This block defines config for LTL updater:

ltl:
  use_ground_truth: False # ground truth only used in idea testing - should always be False
  reward_scale: 1 # scale for reward bonus (always 1)
  as_bonus: True # for reward
  next_constrained: False # whether to constrain LTL using next operator - always False
  single_token_prop: True # togle single or multi token prop - for ablation 
  incomplete_cookbook: False # unused
  no_cookbook: False # whether to remove the cookbook as an LTL instructino - experimental - unused
  single_reward: False # whether to only give a single reward once all instructions are done
  negative_for_fail: False # unused
  dont_progress: False # whether not to progress the instructions

The next block defines the general model config.

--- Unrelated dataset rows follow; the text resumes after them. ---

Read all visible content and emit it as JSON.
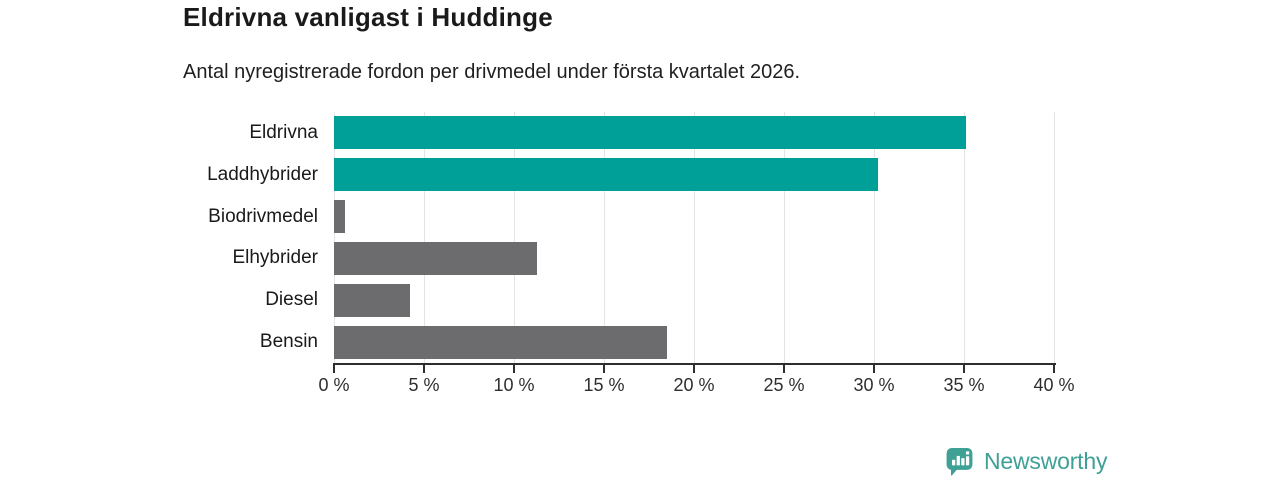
{
  "chart_data": {
    "type": "bar",
    "orientation": "horizontal",
    "title": "Eldrivna vanligast i Huddinge",
    "subtitle": "Antal nyregistrerade fordon per drivmedel under första kvartalet 2026.",
    "categories": [
      "Eldrivna",
      "Laddhybrider",
      "Biodrivmedel",
      "Elhybrider",
      "Diesel",
      "Bensin"
    ],
    "values": [
      35.1,
      30.2,
      0.6,
      11.3,
      4.2,
      18.5
    ],
    "bar_colors": [
      "#00a099",
      "#00a099",
      "#6c6c6e",
      "#6c6c6e",
      "#6c6c6e",
      "#6c6c6e"
    ],
    "xlim": [
      0,
      40
    ],
    "xtick_step": 5,
    "xtick_labels": [
      "0 %",
      "5 %",
      "10 %",
      "15 %",
      "20 %",
      "25 %",
      "30 %",
      "35 %",
      "40 %"
    ],
    "grid": "vertical",
    "legend": "none",
    "unit": "%"
  },
  "colors": {
    "accent_teal": "#00a099",
    "neutral_gray": "#6c6c6e",
    "gridline": "#e4e4e4",
    "axis": "#2e2e2e",
    "text": "#1a1a1a",
    "brand": "#3fa096"
  },
  "branding": {
    "logo_text": "Newsworthy",
    "logo_icon": "bar-chart-speech-bubble-icon"
  }
}
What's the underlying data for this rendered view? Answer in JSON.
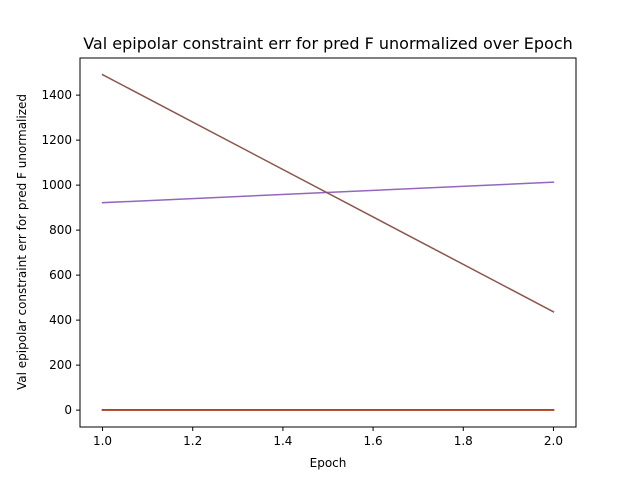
{
  "chart_data": {
    "type": "line",
    "title": "Val epipolar constraint err for pred F unormalized over Epoch",
    "xlabel": "Epoch",
    "ylabel": "Val epipolar constraint err for pred F unormalized",
    "xlim": [
      0.95,
      2.05
    ],
    "ylim": [
      -75,
      1565
    ],
    "x_ticks": [
      1.0,
      1.2,
      1.4,
      1.6,
      1.8,
      2.0
    ],
    "x_tick_labels": [
      "1.0",
      "1.2",
      "1.4",
      "1.6",
      "1.8",
      "2.0"
    ],
    "y_ticks": [
      0,
      200,
      400,
      600,
      800,
      1000,
      1200,
      1400
    ],
    "y_tick_labels": [
      "0",
      "200",
      "400",
      "600",
      "800",
      "1000",
      "1200",
      "1400"
    ],
    "grid": false,
    "legend": "none",
    "series": [
      {
        "color": "#1f77b4",
        "x": [
          1,
          2
        ],
        "y": [
          0.5,
          0.5
        ]
      },
      {
        "color": "#ff7f0e",
        "x": [
          1,
          2
        ],
        "y": [
          0.8,
          0.8
        ]
      },
      {
        "color": "#2ca02c",
        "x": [
          1,
          2
        ],
        "y": [
          0.6,
          0.6
        ]
      },
      {
        "color": "#d62728",
        "x": [
          1,
          2
        ],
        "y": [
          1.0,
          1.0
        ]
      },
      {
        "color": "#9467bd",
        "x": [
          1,
          2
        ],
        "y": [
          922,
          1013
        ]
      },
      {
        "color": "#8c564b",
        "x": [
          1,
          2
        ],
        "y": [
          1491,
          437
        ]
      }
    ]
  }
}
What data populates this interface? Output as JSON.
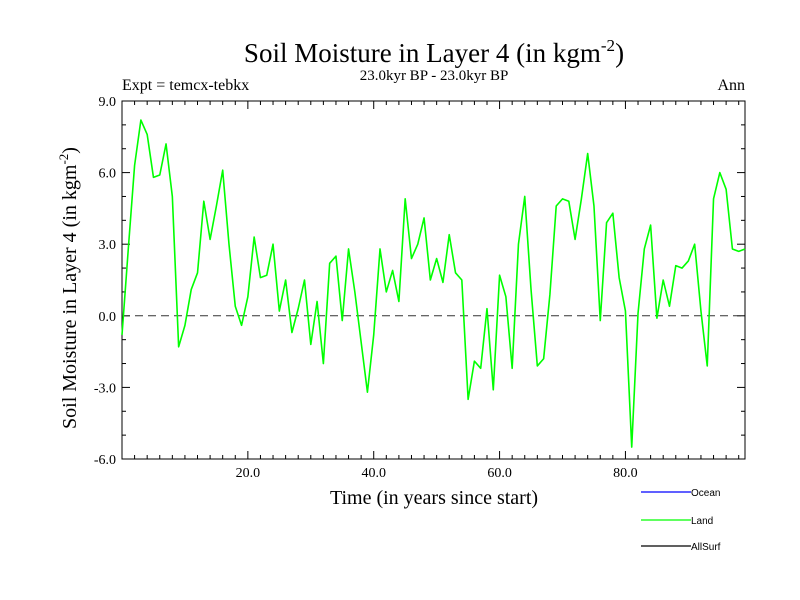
{
  "chart_data": {
    "type": "line",
    "title": "Soil Moisture in Layer 4 (in kgm",
    "title_sup": "-2",
    "title_close": ")",
    "subtitle": "23.0kyr BP - 23.0kyr BP",
    "left_label": "Expt = temcx-tebkx",
    "right_label": "Ann",
    "xlabel": "Time (in years since start)",
    "ylabel": "Soil Moisture in Layer 4 (in kgm",
    "ylabel_sup": "-2",
    "ylabel_close": ")",
    "xlim": [
      0,
      99
    ],
    "ylim": [
      -6.0,
      9.0
    ],
    "xticks": [
      20,
      40,
      60,
      80
    ],
    "xtick_labels": [
      "20.0",
      "40.0",
      "60.0",
      "80.0"
    ],
    "yticks": [
      -6,
      -3,
      0,
      3,
      6,
      9
    ],
    "ytick_labels": [
      "-6.0",
      "-3.0",
      "0.0",
      "3.0",
      "6.0",
      "9.0"
    ],
    "zero_line": 0.0,
    "legend": [
      {
        "name": "Ocean",
        "color": "#0000ff"
      },
      {
        "name": "Land",
        "color": "#00ff00"
      },
      {
        "name": "AllSurf",
        "color": "#000000"
      }
    ],
    "series": [
      {
        "name": "Land",
        "color": "#00ff00",
        "x": [
          0,
          1,
          2,
          3,
          4,
          5,
          6,
          7,
          8,
          9,
          10,
          11,
          12,
          13,
          14,
          15,
          16,
          17,
          18,
          19,
          20,
          21,
          22,
          23,
          24,
          25,
          26,
          27,
          28,
          29,
          30,
          31,
          32,
          33,
          34,
          35,
          36,
          37,
          38,
          39,
          40,
          41,
          42,
          43,
          44,
          45,
          46,
          47,
          48,
          49,
          50,
          51,
          52,
          53,
          54,
          55,
          56,
          57,
          58,
          59,
          60,
          61,
          62,
          63,
          64,
          65,
          66,
          67,
          68,
          69,
          70,
          71,
          72,
          73,
          74,
          75,
          76,
          77,
          78,
          79,
          80,
          81,
          82,
          83,
          84,
          85,
          86,
          87,
          88,
          89,
          90,
          91,
          92,
          93,
          94,
          95,
          96,
          97,
          98,
          99
        ],
        "values": [
          -0.8,
          2.8,
          6.3,
          8.2,
          7.6,
          5.8,
          5.9,
          7.2,
          5.0,
          -1.3,
          -0.4,
          1.1,
          1.8,
          4.8,
          3.2,
          4.6,
          6.1,
          3.0,
          0.4,
          -0.4,
          0.8,
          3.3,
          1.6,
          1.7,
          3.0,
          0.2,
          1.5,
          -0.7,
          0.3,
          1.5,
          -1.2,
          0.6,
          -2.0,
          2.2,
          2.5,
          -0.2,
          2.8,
          1.0,
          -1.1,
          -3.2,
          -0.8,
          2.8,
          1.0,
          1.9,
          0.6,
          4.9,
          2.4,
          3.0,
          4.1,
          1.5,
          2.4,
          1.4,
          3.4,
          1.8,
          1.5,
          -3.5,
          -1.9,
          -2.2,
          0.3,
          -3.1,
          1.7,
          0.8,
          -2.2,
          3.0,
          5.0,
          1.1,
          -2.1,
          -1.8,
          0.9,
          4.6,
          4.9,
          4.8,
          3.2,
          4.9,
          6.8,
          4.6,
          -0.2,
          3.9,
          4.3,
          1.6,
          0.2,
          -5.5,
          0.1,
          2.8,
          3.8,
          -0.1,
          1.5,
          0.4,
          2.1,
          2.0,
          2.3,
          3.0,
          0.2,
          -2.1,
          4.9,
          6.0,
          5.3,
          2.8,
          2.7,
          2.8
        ]
      }
    ]
  }
}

It can toggle whether to only use observations (TDQN), observations + graph (GATA), or observations + graph + LTL (LTL-GATA).

model:
  use_ltl: False # toggle LTL usage
  inverse_dynamics_loss: False # experimental - unused
  use_independent_actions_encoder: True # whether to have a seperate actions encoder - always True
  recurrent_memory: False # whether to use recurrent model - false in our experiments always
  use_observations: True # whether to use observations
  use_belief_graph: True # whether to use belief graph (GATA)
  concat_features: True # whether to concat the features
  use_pretrained_lm_for_actions: False # experimental - unused
  concat_strings: False # experimental - unused
  same_ltl_text_encoder: False # whether to use same encoder for observations + LTL - always false
  action_net_hidden_size:  64 # latent dimension D

The next series of blocks defines the actual model parameters themselves, as discussed in the supplementary material.

actions_encoder:
  lstm_backbone: False # experimental - unused
  mlp_backbone: False # experimental - unused
  one_hot_encoding: False # experimental - unused
  use_pretrained_lm: False # experimental - unused
  pretrained_lm_name: 'bert'
  pretrained_lm_checkpoint: null
  trainable: True
  self_attention: True
  position_encoding: "cossine"
  mlm_loss: False
  ### Details
  word_embedding_size: 300
  encoder_conv_num: 5
  num_encoders: 1
  n_heads: 1
  action_net_hidden_size:  64
  pretrained_embedding_path: "???/crawl-300d-2M.vec.h5" # path to word embeddings
text_encoder:
  lstm_backbone: False # experimental - unused
  mlp_backbone: False # experimental - unused
  one_hot_encoding: False # experimental - unused
  use_pretrained_lm: False # experimental - unused
  pretrained_lm_name: 'bert'
  pretrained_lm_checkpoint: null
  trainable: True
  self_attention: True
  position_encoding: "cossine"
  mlm_loss: False # experimental - unused
  ### Details
  word_embedding_size: 300
  encoder_conv_num: 5
  num_encoders: 1
  n_heads: 1
  action_net_hidden_size:  64
  pretrained_embedding_path: "???/crawl-300d-2M.vec.h5" # path to word embeddings
ltl_encoder:
  lstm_backbone: False # experimental - unused
  mlp_backbone: False # experimental - unused
  one_hot_encoding: False # experimental - unused
  use_pretrained_lm: False # experimental - unused
  pretrained_lm_name: 'bert'
  pretrained_lm_checkpoint: null
  trainable: True
  self_attention: True
  position_encoding: "cossine"
  mlm_loss: False # experimental - unused
  ### Details
  word_embedding_size: 300
  encoder_conv_num: 5
  num_encoders: 1
  n_heads: 1
  action_net_hidden_size:  64
  pretrained_embedding_path: "???/crawl-300d-2M.vec.h5" # path to word embeddings
graph_updater:
  # checkpoint: '???/gata_pretrain_obs_infomax_model.pt' # ckpt to GATA COC model
  checkpoint: '???/gata_pretrain_cmd_generation_model.pt' # ckpt to GATA GTP model
  from_pretrained: True
  use_self_attention: False
  max_target_length: 200
  n_heads: 1
  real_valued: False # True if using GATA COC, False if using GATA GTP
  block_dropout: 0.
  encoder_layers: 1
  decoder_layers: 1
  encoder_conv_num: 5
  block_hidden_dim: 64
  attention_dropout: 0.
  embedding_dropout: 0.
  node_embedding_size: 100
  relation_embedding_size: 32
  gcn_dropout: 0.
  gcn_num_bases: 3
  gcn_highway_connections: True
  gcn_hidden_dims: [64, 64, 64, 64, 64, 64]  # last one should equal to block hidden dim
  use_ground_truth_graph: False
  word_embedding_size: 300
  embedding_dropout: 0.